Il recente contributo di Luca Foresti su Econopoly sviluppa con dati e con riflessioni interessanti il tema sul futuro del sistema sanitario evidenziando 10 scelte necessarie per salvare il SSN. A tal fine vorrei contribuire al dibattito cercando di sviluppare alcune tematiche che non hanno trovato ancora spazio.

In primo luogo è importante sottolineare che molte delle riflessioni proposte da Foresti sono già operatività in diversi contesti, da diversi anni, infatti, Regioni come la Toscana (ancora prima nella classifica sui LEA), l’Emilia Romagna, il Friuli Venezia Giulia e il Veneto, giusto per citarne alcune, hanno implementato scelte che vanno verso la ridefinizione della rete ospedaliera, del ruolo per personale delle professioni sanitarie (che coordinano case della salute), che sviluppano la gestione del paziente fragile e cronico.

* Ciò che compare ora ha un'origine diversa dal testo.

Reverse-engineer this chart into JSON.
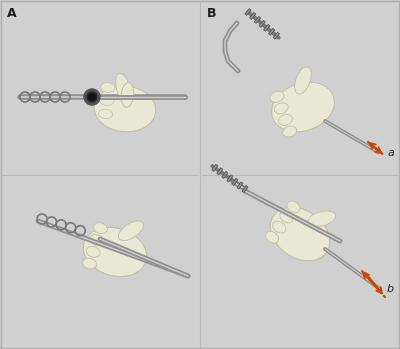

Questo ovviamente non riduce la rilevanza e l’interesse del contributo ma è altresì importante evidenziare che il SSN non esiste più dal 1993 (decreto legge 517/93), la sanità è materia regionale e le Regioni decidono in modo del tutto autonomo il sistema sanitario, la governance e tutte le regole di funzionamento. Non esiste da oramai vent’anni una Regione con un sistema uguale a quello di un’altra, non so se questo sia un bene o un male, ma questo è.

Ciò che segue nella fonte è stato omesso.